Aber die Rolle der Fraktionschefin, die ja die unterschiedlichen Grüppchen der Linken im Bundestag eigentlich einen soll, konnte Wagenknecht nicht ausfüllen. An Harmonie und Ausgleich lag der Frau, die die Partei immer polarisiert hat, nie etwas. So mußte sie an dieser Aufgabe letztlich zerbrechen. Dazu kam, daß die Partei ihre richtigen und wichtigen Denkanstöße nicht als solche erkannte, sondern vor allem die Westlinken, die keine einzige Stunde real existierenden Sozialismus je erleiden mußten, an der ihnen eigenen Borniertheit festhielten.
Wagenknecht, Tochter einer Deutschen und eines Iraners, hatte frühzeitig Repressalien der SED erleiden müssen. Ihr Weg führte sie aber nicht wie viele andere oppositionelle junge Intellektuelle, die an einen reformierbaren Sozialismus glaubten, in die Bürgerbewegung. Sie kam im Frühsommer 1989 als fast 20jährige in die Einheitspartei, die sie umkrempeln wollte. Auch der aus der DDR ausgesperrte Liedermacher Wolf Biermann hielt da noch, obwohl seit inzwischen 13 Jahren wieder in Hamburg zu Hause, den Arbeiter- und Bauernstaat für den besseren Teil Deutschlands.

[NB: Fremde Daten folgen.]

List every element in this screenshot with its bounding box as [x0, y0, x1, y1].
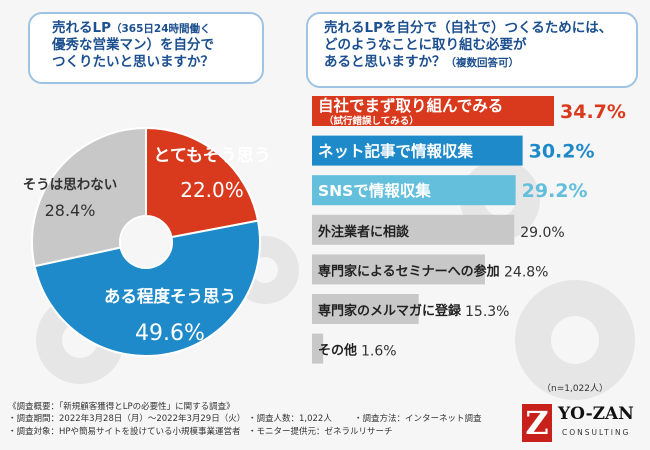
bar-2 [312, 175, 516, 206]
q2-line3-main: あると思いますか？ [324, 53, 446, 70]
pie-slice-0 [145, 126, 260, 239]
footer-count: ・調査人数：1,022人 [248, 414, 332, 425]
bar-value-0: 34.7% [560, 101, 626, 123]
pie-value-0: 22.0% [180, 178, 244, 202]
bar-label-1: ネット記事で情報収集 [318, 142, 474, 161]
bar-label-0: 自社でまず取り組んでみる [318, 96, 503, 115]
bar-value-1: 30.2% [529, 141, 595, 163]
bar-value-3: 29.0% [520, 225, 564, 241]
bar-value-6: 1.6% [361, 344, 397, 360]
pie-label-0: とてもそう思う [153, 146, 270, 166]
logo-name: YO-ZAN [558, 404, 634, 424]
bar-label-6: その他 [318, 343, 357, 359]
question-1-box: 売れるLP（365日24時間働く 優秀な営業マン）を自分で つくりたいと思います… [28, 12, 264, 84]
bar-0 [312, 96, 554, 126]
sample-size-note: （n=1,022人） [541, 384, 608, 394]
bar-3 [312, 214, 515, 245]
logo-mark-icon: Z [522, 404, 552, 442]
question-2-box: 売れるLPを自分で（自社で）つくるためには、 どのようなことに取り組む必要が あ… [306, 12, 638, 88]
bar-label-2: SNSで情報収集 [318, 181, 431, 200]
q2-line2: どのようなことに取り組む必要が [324, 36, 527, 53]
q1-line3: つくりたいと思いますか？ [52, 53, 214, 70]
bar-value-4: 24.8% [504, 264, 548, 280]
footer-period: ・調査期間：2022年3月28日（月）〜2022年3月29日（火） [8, 414, 246, 425]
q1-line2: 優秀な営業マン）を自分で [52, 36, 214, 53]
q2-line3-sub: （複数回答可） [445, 56, 520, 69]
footer-target: ・調査対象：HPや簡易サイトを設けている小規模事業運営者 [8, 426, 241, 437]
bar-value-2: 29.2% [522, 180, 588, 202]
pie-label-1: ある程度そう思う [104, 286, 236, 306]
survey-footer: 《調査概要：「新規顧客獲得とLPの必要性」に関する調査》 ・調査期間：2022年… [8, 401, 482, 438]
pie-hole [121, 217, 171, 267]
q1-line1-main: 売れるLP [52, 20, 111, 36]
bar-sublabel-0: （試行錯誤してみる） [324, 115, 419, 127]
q1-line1-sub: （365日24時間働く [111, 23, 211, 35]
pie-slice-2 [31, 126, 147, 268]
footer-provider: ・モニター提供元：ゼネラルリサーチ [248, 426, 393, 437]
bar-label-4: 専門家によるセミナーへの参加 [318, 263, 500, 279]
bar-label-3: 外注業者に相談 [317, 224, 410, 240]
footer-method: ・調査方法：インターネット調査 [354, 414, 482, 425]
bar-5 [312, 294, 419, 324]
bar-4 [312, 254, 485, 285]
pie-value-1: 49.6% [135, 321, 205, 346]
logo: Z YO-ZAN CONSULTING [522, 402, 640, 446]
pie-label-2: そうは思わない [23, 177, 118, 193]
bar-6 [312, 333, 324, 364]
q2-line1: 売れるLPを自分で（自社で）つくるためには、 [324, 20, 613, 36]
pie-value-2: 28.4% [45, 201, 96, 220]
logo-sub: CONSULTING [562, 428, 631, 437]
bar-1 [312, 135, 523, 166]
bar-value-5: 15.3% [465, 304, 509, 320]
bar-label-5: 専門家のメルマガに登録 [318, 303, 462, 319]
footer-title: 《調査概要：「新規顧客獲得とLPの必要性」に関する調査》 [8, 402, 235, 412]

Wagenknecht, die Edelkommunistin
Als die DDR zusammenbrach, positionierte sich Wagenknecht am ultralinken Rand der von Gregor Gysi in die Bundesrepublik geretteten Partei. Hier sang sie aus „Trotzreaktion auf dieses gesellschaftliche Klima, in dem ein Schauermärchen über die DDR das nächste jagte“, wie sie 2010 einräumte, über Jahre ihre Loblieder auf den Stalinismus und die untergegangene SED-Staat, obwohl der sie vom Studium ausgesperrt hatte.
All das, was ihr schon damals klar war, daß das ökonomische System der DDR „überzentralisiert“ war und die politische Repression „in völligem Kontrast zu den sozialistischen Idealen“ standen, räumte sie öffentlich erst viel später ein.
Da hatte sich die Edelkommunistin, die lange Jahre der vom Bundesamt für Verfassungsschutz als linksextremistisch eingestuften Kommunistischen Plattform innerhalb der PDS ein Gesicht gab und die selbst vom Verfassungsschutz beobachtet wurde, zu einer an der Realität orientierten Sozialistin gewandelt.
Viele, insbesondere die auf ihren Positionen bis heute verharren, haben ihr das nicht verziehen. Wagenknecht ging es nie wie dem populistischen und windigen Gysi um den Machterhalt – den der Partei und den eigenen. Sie hat immer von ihrem aktuellen Wissens- und Überzeugungsstandpunkt aus argumentiert.
Eine Politikern, die Politik tatsächlich ernst nimmt
Sie gehört zu den wenigen Politikern, die Politik tatsächlich ernst nehmen und Staat und Gesellschaft – aus ihrer Sicht – weiterentwickeln wollen. Daß sie beispielsweise die Arbeitsmigration einschränken will, ist bei Wagenknecht eben kein Aufkündigen der traditionellen Internationalität, Völkerfreundschaft und Solidarität, sondern im Gegenteil die Absicht, die Herkunftsländer nicht zu schwächen.
Auch die Merkelsche Grenzöffnung im Sommer 2015 und deren Ergebnisse hat sie analysiert. Für ihre volksnahe und damit parteiferne Position zur Flüchtlingspolitik warfen ihr Genossen auf dem Parteitag in Magdeburg im vergangenen Jahre eine Torte ins Gesicht. Vielleicht war das sogar der Moment, als Wagenknecht beschloß, einen Schlußstrich zu ziehen. Innerlich zu ausgebrannt war sie auch, um mit der „Aufstehen“-Bewegung all die latent Unzufriedenen in einer linken Einheitsfront zu vereinen und mit dieser die drei linken Parteien auf Kurs zu bringen.
Als einfache Abgeordnete kann Wagenknecht künftig selbst bestimmen, zu welchen Themen sie sich wie äußern wird. Daß sie auch weiterhin politisch etwas bewegen möchte, hat sie bereits angekündigt: „Deswegen werde ich natürlich auch nach wie vor meine Positionen öffentlich vertreten und dafür werben.“ Eine erneute Kandidatur für den Bundestag schließt sie nicht aus.